L’étude de Brüne suggère que le déficit en théorie de l’esprit dans la schizophrénie hébéphrénique chez un groupe de patients stabilisés soit lié au QI verbal plus faible des patients, alors que l’analyse en sous-groupe des patients dont le QI verbal est significativement semblable à celui des témoins ne permet pas de mettre en évidence ce déficit, et ceci quel que soit l’âge de début des troubles et la durée de la maladie. Ce résultat est discutable vu la faible taille du sous-groupe (12 schizophrènes versus 12 témoins). Il émet l’hypothèse que les déficits de théorie de l’esprit dans la schizophrénie pourraient être corrélés à des altérations plus globales des processus intégratifs aux niveaux perceptifs, émotionnels et cognitifs, ainsi que des altérations de la mémoire de travail (Brüne, 2003). Dans une autre étude, il met en avant l’importance de l’intégrité de la théorie de l’esprit dans la compréhension des métaphores dans la schizophrénie, en plus du niveau d’intelligence et de l’intégrité des fonctions exécutives (Brüne et Bodenstein, 2005). Pour Mo et collaborateurs, la compréhension de la métaphore dans la schizophrénie serait liée à la théorie de l’esprit de second ordre, indépendamment du QI des sujets (Mo, Su, Chan, et Liu, 2008).

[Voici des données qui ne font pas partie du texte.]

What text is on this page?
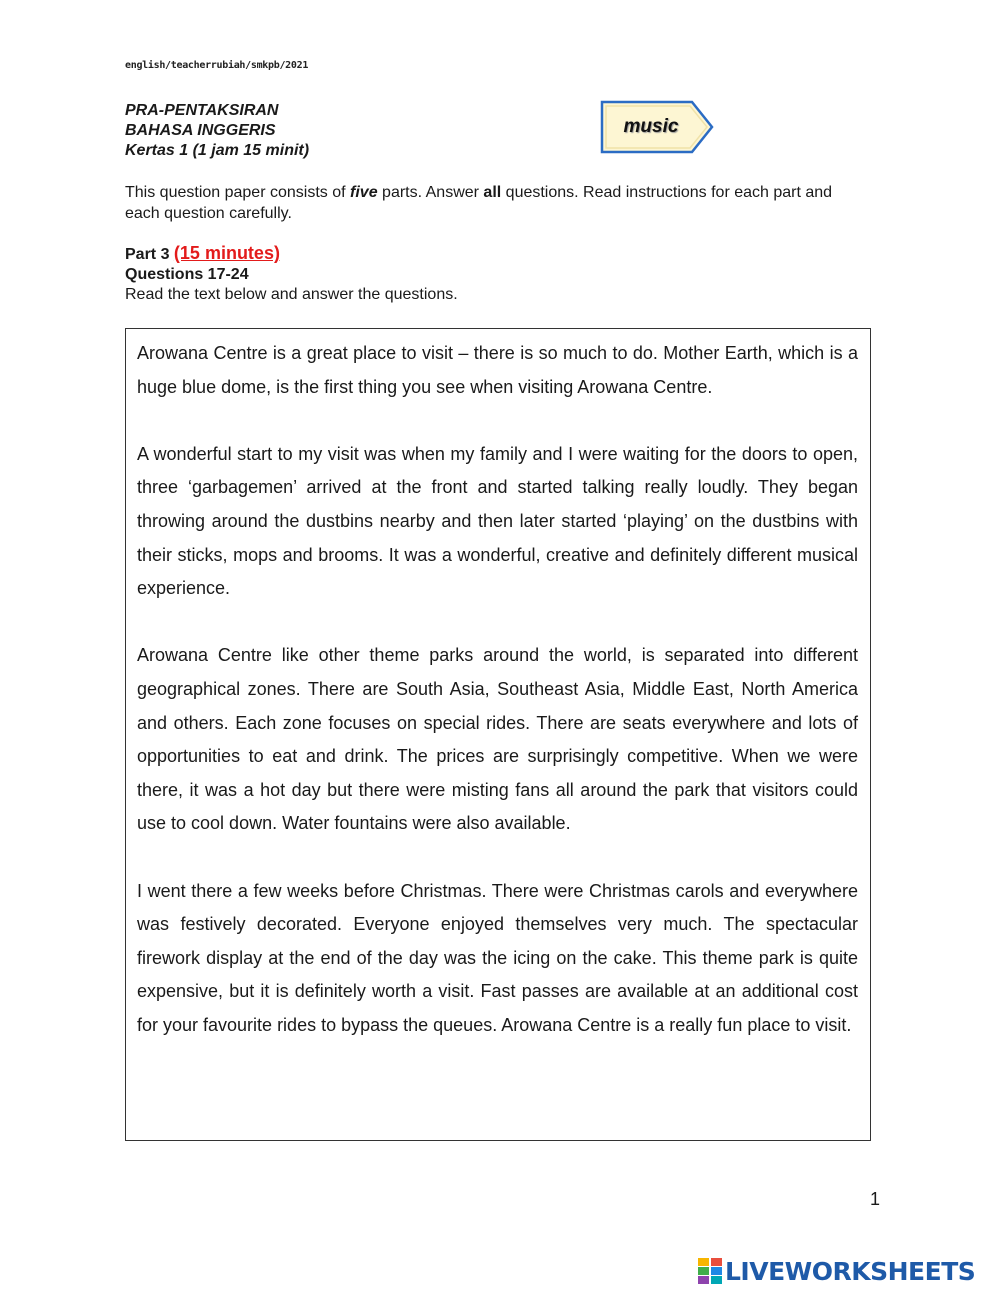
english/teacherrubiah/smkpb/2021
PRA-PENTAKSIRAN
BAHASA INGGERIS
Kertas 1 (1 jam 15 minit)
music
This question paper consists of five parts. Answer all questions. Read instructions for each part and each question carefully.
Part 3 (15 minutes)
Questions 17-24
Read the text below and answer the questions.

Arowana Centre is a great place to visit – there is so much to do. Mother Earth, which is a huge blue dome, is the first thing you see when visiting Arowana Centre.

A wonderful start to my visit was when my family and I were waiting for the doors to open, three ‘garbagemen’ arrived at the front and started talking really loudly. They began throwing around the dustbins nearby and then later started ‘playing’ on the dustbins with their sticks, mops and brooms. It was a wonderful, creative and definitely different musical experience.

Arowana Centre like other theme parks around the world, is separated into different geographical zones. There are South Asia, Southeast Asia, Middle East, North America and others. Each zone focuses on special rides. There are seats everywhere and lots of opportunities to eat and drink. The prices are surprisingly competitive. When we were there, it was a hot day but there were misting fans all around the park that visitors could use to cool down. Water fountains were also available.

I went there a few weeks before Christmas. There were Christmas carols and everywhere was festively decorated. Everyone enjoyed themselves very much. The spectacular firework display at the end of the day was the icing on the cake. This theme park is quite expensive, but it is definitely worth a visit. Fast passes are available at an additional cost for your favourite rides to bypass the queues. Arowana Centre is a really fun place to visit.

1
LIVEWORKSHEETS
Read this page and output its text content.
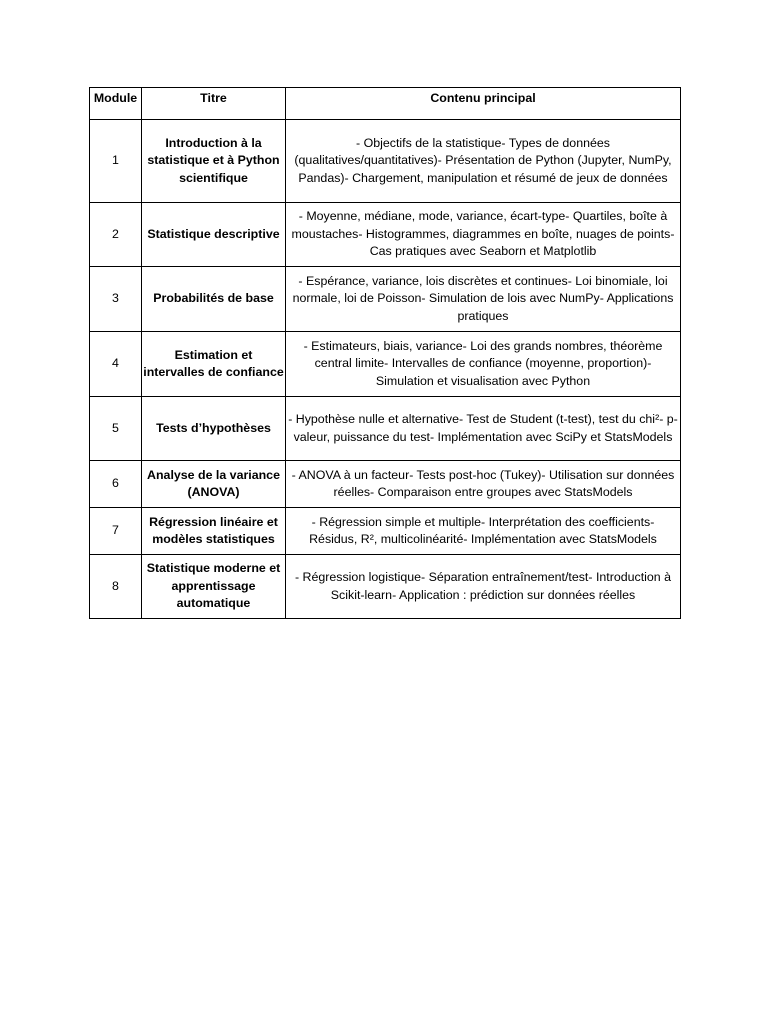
Module	Titre	Contenu principal
1	Introduction à la statistique et à Python scientifique	- Objectifs de la statistique- Types de données (qualitatives/quantitatives)- Présentation de Python (Jupyter, NumPy, Pandas)- Chargement, manipulation et résumé de jeux de données
2	Statistique descriptive	- Moyenne, médiane, mode, variance, écart-type- Quartiles, boîte à moustaches- Histogrammes, diagrammes en boîte, nuages de points- Cas pratiques avec Seaborn et Matplotlib
3	Probabilités de base	- Espérance, variance, lois discrètes et continues- Loi binomiale, loi normale, loi de Poisson- Simulation de lois avec NumPy- Applications pratiques
4	Estimation et intervalles de confiance	- Estimateurs, biais, variance- Loi des grands nombres, théorème central limite- Intervalles de confiance (moyenne, proportion)- Simulation et visualisation avec Python
5	Tests d’hypothèses	- Hypothèse nulle et alternative- Test de Student (t-test), test du chi²- p-valeur, puissance du test- Implémentation avec SciPy et StatsModels
6	Analyse de la variance (ANOVA)	- ANOVA à un facteur- Tests post-hoc (Tukey)- Utilisation sur données réelles- Comparaison entre groupes avec StatsModels
7	Régression linéaire et modèles statistiques	- Régression simple et multiple- Interprétation des coefficients- Résidus, R², multicolinéarité- Implémentation avec StatsModels
8	Statistique moderne et apprentissage automatique	- Régression logistique- Séparation entraînement/test- Introduction à Scikit-learn- Application : prédiction sur données réelles
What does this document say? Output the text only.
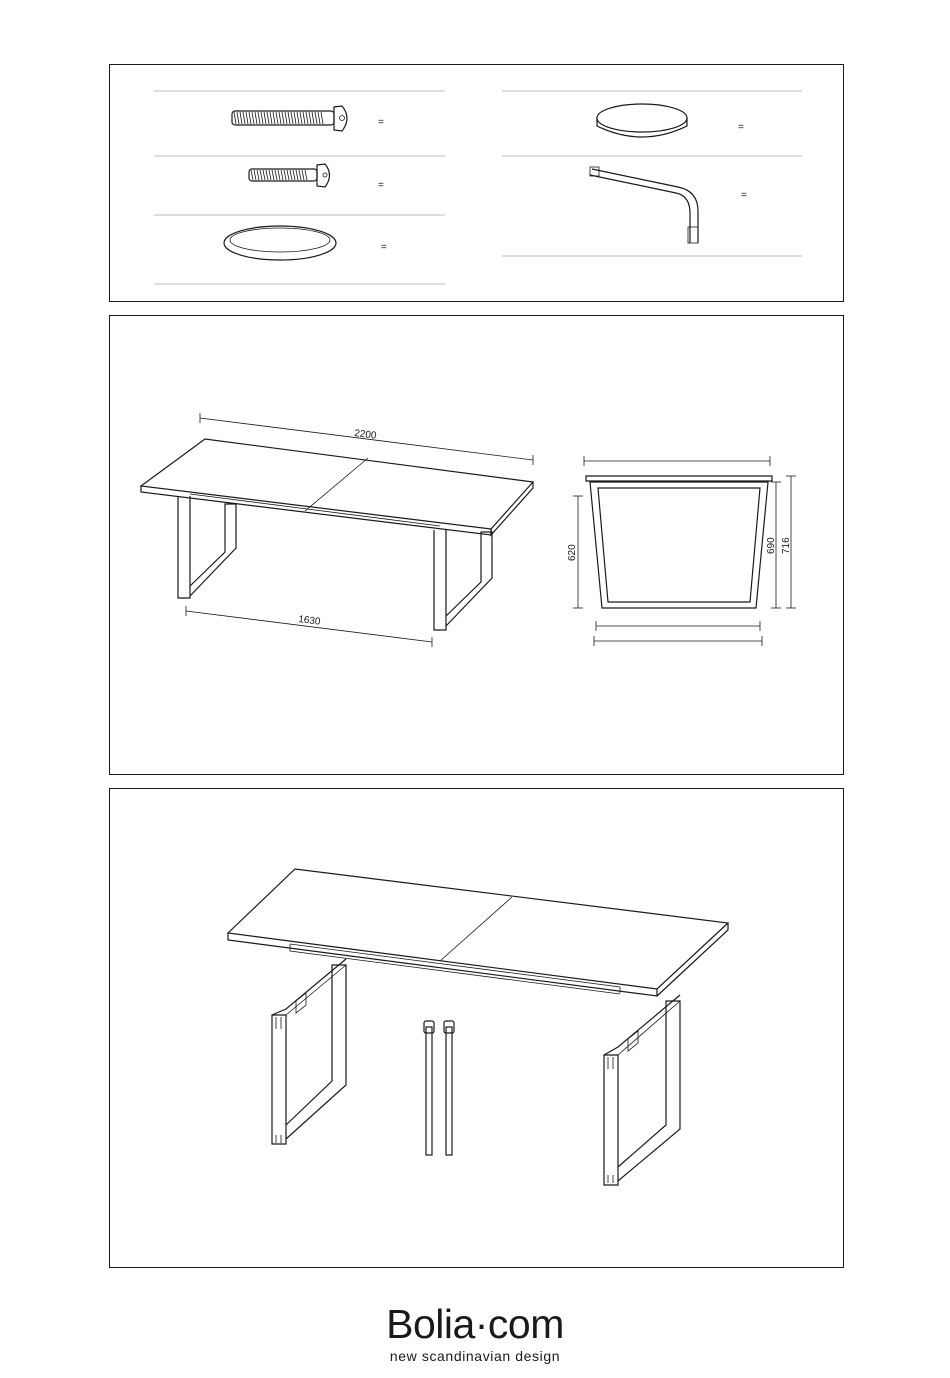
=
=
=
=
=
2200
1630
620	690 716
Bolia·com
new scandinavian design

Pour Langdon (2004), le déficit de théorie de l’esprit serait lié aux difficultés de compréhension de l’ironie dans la schizophrénie, mais non lié aux difficultés de compréhension des métaphores. Les difficultés de compréhension des métaphores seraient quant à lui expliquées par des difficultés d’intégration sémantique chez les patients schizophrènes (Langdon et Coltheart, 2004).

Pour d’autres, la compréhension de la métaphore serait liée à la théorie de l’esprit de premier ordre, alors que la compréhension de l’ironie serait liée à la théorie de l’esprit de second ordre (Sperber et Wilson, 2002). Ceci concorderait avec les résultats de certaines études développementales suggérant que la compréhension de la métaphore est acquise avant la compréhension de l’ironie (Winner, 1997), dans la même chronologie que l’acquisition de la théorie de l’esprit de premier, puis de second ordre.

Ainsi, les difficultés de théorie de l’esprit seraient en rapport avec les troubles de la communication et de la compréhension du langage figuré dans la schizophrénie.